I’m sure you will relate. You gather the courage to start working on a massive project like a book or film script. You may be building a house or launching a business. Whatever. The initial excitement wears down pretty quick, but you’re not one of those people who keep talking and never do anything. You’re a determined motherfucker. You spend every minute working on the thing. When you can’t work on it, you’re thinking about the thing. When you’re sleeping, you’re dreaming about it. It’s getting way out of hand.
Months later, you’re still going strong, but you can’t escape the fact that the long hours are wearing you down. You’re exhausted. Although you would never admit it, deep down you know that you won’t be able to grind like this forever.
The worst bit comes when you look at your todo list. Although you’re been working your ass off for months, it barely made a dent to the mountain of stuff still to do. There’s a shit ton. You can’t even see the end of it. How can you possibly get it all done?
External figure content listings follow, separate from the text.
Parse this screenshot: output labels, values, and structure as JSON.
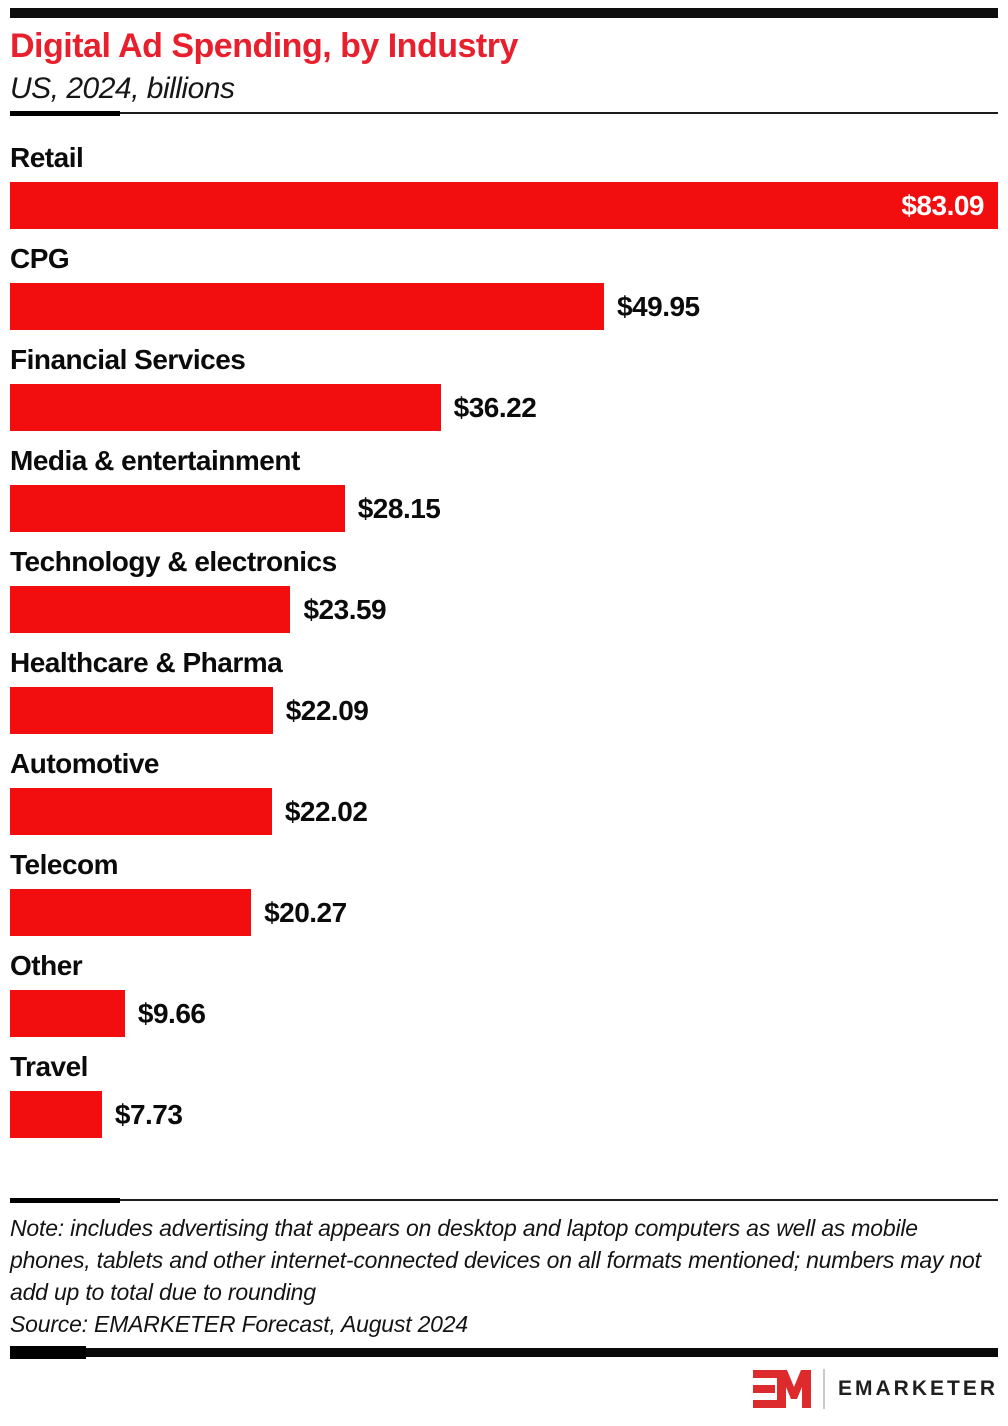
{
  "header": {
    "title": "Digital Ad Spending, by Industry",
    "subtitle": "US, 2024, billions"
  },
  "chart_data": {
    "type": "bar",
    "orientation": "horizontal",
    "title": "Digital Ad Spending, by Industry",
    "subtitle": "US, 2024, billions",
    "unit": "US$ billions",
    "categories": [
      "Retail",
      "CPG",
      "Financial Services",
      "Media & entertainment",
      "Technology & electronics",
      "Healthcare & Pharma",
      "Automotive",
      "Telecom",
      "Other",
      "Travel"
    ],
    "values": [
      83.09,
      49.95,
      36.22,
      28.15,
      23.59,
      22.09,
      22.02,
      20.27,
      9.66,
      7.73
    ],
    "value_labels": [
      "$83.09",
      "$49.95",
      "$36.22",
      "$28.15",
      "$23.59",
      "$22.09",
      "$22.02",
      "$20.27",
      "$9.66",
      "$7.73"
    ],
    "value_label_inside_bar": [
      true,
      false,
      false,
      false,
      false,
      false,
      false,
      false,
      false,
      false
    ],
    "xlim": [
      0,
      83.09
    ],
    "grid": false,
    "legend": false,
    "bar_color": "#f20d0f"
  },
  "footer": {
    "note": "Note: includes advertising that appears on desktop and laptop computers as well as mobile phones, tablets and other internet-connected devices on all formats mentioned; numbers may not add up to total due to rounding",
    "source": "Source: EMARKETER Forecast, August 2024",
    "logo": {
      "monogram": "EM",
      "wordmark": "EMARKETER"
    }
  },
  "colors": {
    "bar_red": "#f20d0f",
    "title_red": "#e8202e",
    "accent_black": "#0d0d0d",
    "logo_red": "#dc2a2d"
  }
}
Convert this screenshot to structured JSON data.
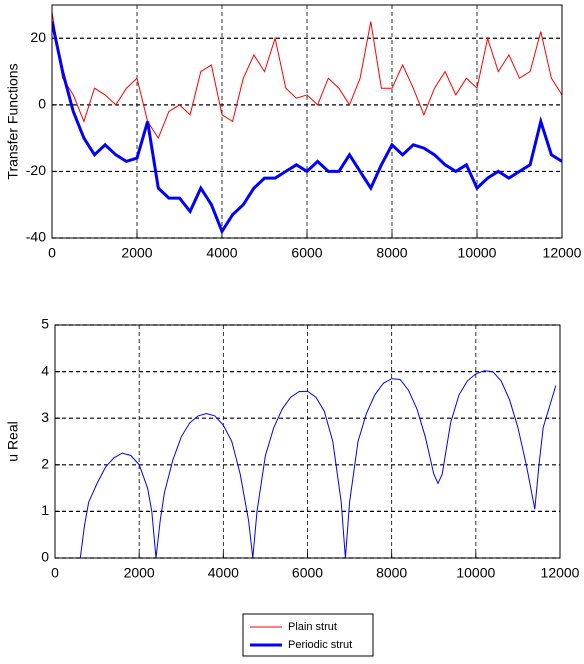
{
  "chart_data": [
    {
      "type": "line",
      "ylabel": "Transfer Functions",
      "x": [
        0,
        250,
        500,
        750,
        1000,
        1250,
        1500,
        1750,
        2000,
        2250,
        2500,
        2750,
        3000,
        3250,
        3500,
        3750,
        4000,
        4250,
        4500,
        4750,
        5000,
        5250,
        5500,
        5750,
        6000,
        6250,
        6500,
        6750,
        7000,
        7250,
        7500,
        7750,
        8000,
        8250,
        8500,
        8750,
        9000,
        9250,
        9500,
        9750,
        10000,
        10250,
        10500,
        10750,
        11000,
        11250,
        11500,
        11750,
        12000
      ],
      "series": [
        {
          "name": "Plain strut",
          "color": "#ff0000",
          "values": [
            28,
            8,
            3,
            -5,
            5,
            3,
            0,
            5,
            8,
            -5,
            -10,
            -2,
            0,
            -3,
            10,
            12,
            -3,
            -5,
            8,
            15,
            10,
            20,
            5,
            2,
            3,
            0,
            8,
            5,
            0,
            8,
            25,
            5,
            5,
            12,
            5,
            -3,
            5,
            10,
            3,
            8,
            5,
            20,
            10,
            15,
            8,
            10,
            22,
            8,
            3
          ]
        },
        {
          "name": "Periodic strut",
          "color": "#0000ff",
          "values": [
            25,
            10,
            -2,
            -10,
            -15,
            -12,
            -15,
            -17,
            -16,
            -5,
            -25,
            -28,
            -28,
            -32,
            -25,
            -30,
            -38,
            -33,
            -30,
            -25,
            -22,
            -22,
            -20,
            -18,
            -20,
            -17,
            -20,
            -20,
            -15,
            -20,
            -25,
            -18,
            -12,
            -15,
            -12,
            -13,
            -15,
            -18,
            -20,
            -18,
            -25,
            -22,
            -20,
            -22,
            -20,
            -18,
            -5,
            -15,
            -17
          ]
        }
      ],
      "xlim": [
        0,
        12000
      ],
      "xticks": [
        0,
        2000,
        4000,
        6000,
        8000,
        10000,
        12000
      ],
      "ylim": [
        -40,
        30
      ],
      "yticks": [
        -40,
        -20,
        0,
        20
      ],
      "grid": true,
      "legend": "bottom"
    },
    {
      "type": "line",
      "ylabel": "u Real",
      "x": [
        600,
        700,
        800,
        1000,
        1200,
        1400,
        1600,
        1800,
        2000,
        2200,
        2300,
        2400,
        2500,
        2600,
        2800,
        3000,
        3200,
        3400,
        3600,
        3800,
        4000,
        4200,
        4400,
        4600,
        4700,
        4800,
        5000,
        5200,
        5400,
        5600,
        5800,
        6000,
        6200,
        6400,
        6600,
        6800,
        6900,
        7000,
        7200,
        7400,
        7600,
        7800,
        8000,
        8200,
        8400,
        8600,
        8800,
        9000,
        9100,
        9200,
        9400,
        9600,
        9800,
        10000,
        10200,
        10400,
        10600,
        10800,
        11000,
        11200,
        11400,
        11500,
        11600,
        11800,
        11900
      ],
      "series": [
        {
          "color": "#0000ff",
          "values": [
            0,
            0.7,
            1.2,
            1.6,
            1.95,
            2.15,
            2.25,
            2.2,
            2.0,
            1.5,
            1.0,
            0,
            0.8,
            1.4,
            2.1,
            2.6,
            2.9,
            3.05,
            3.1,
            3.05,
            2.85,
            2.5,
            1.8,
            0.8,
            0,
            1.0,
            2.2,
            2.8,
            3.2,
            3.45,
            3.57,
            3.58,
            3.45,
            3.15,
            2.5,
            1.2,
            0,
            1.2,
            2.5,
            3.1,
            3.5,
            3.75,
            3.85,
            3.83,
            3.6,
            3.2,
            2.6,
            1.8,
            1.6,
            1.8,
            2.9,
            3.5,
            3.8,
            3.95,
            4.02,
            4.0,
            3.8,
            3.4,
            2.8,
            2.0,
            1.05,
            2.0,
            2.8,
            3.4,
            3.7
          ]
        }
      ],
      "xlim": [
        0,
        12000
      ],
      "xticks": [
        0,
        2000,
        4000,
        6000,
        8000,
        10000,
        12000
      ],
      "ylim": [
        0,
        5
      ],
      "yticks": [
        0,
        1,
        2,
        3,
        4,
        5
      ],
      "grid": true
    }
  ]
}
You may have a 100,000-word novel planned – 50 chapters, 2,000 words each. You’re moving at a steady pace of two chapters a week. Three long months in, you’re about half-way there. But that’s just the first draft. The other day, you’ve heard a best-selling author talk about their latest book and how they discovered what the novel was truly about while working on the 17th draft. 17th draft? Are you out of your mind?
But that’s hardly all of it. Then you’ll have to query dozens, if not hundreds of literary agents. If you find one and they get you a publishing deal, there will be a round or two of revisions with the house editor. Besides, they will expect you to submit the sequel by the time your novel hits the shelves.
Solo projects such as writing a book can be particularly overwhelming. You will have to complete every single item on that damn list. There’s nobody else to pick it up for you. You’re on your own.
For me, this is the hardest part. Sticking with it through the hopelessness of the grind when it feels like I’m not making any progress at all, facing the uncertainty whether it will be any good. I have to remind myself that the only way this is ever going to end is if I keep going, keep picking stuff from the top of the list and getting it done. One step at a time.
Sometimes, it helps to not look at the list at all. Be oblivious to the full extent of what remains to be completed. Every now and then, I might copy a handful of items out and focus just on them instead of being constantly reminded of how hard things are still going to get.
It also helps to remind me that we’re all dealing with bottomless todo lists. Anyone who’s ever finished a substantial project had one. There’s no alternative.
As E. L. Doctorow famously said, ‘It’s like driving a car at night. You never see further than your headlights, but you can make the whole trip that way.’
So how long does it really take to write a book? A lot longer than you can imagine. But it’s worth it.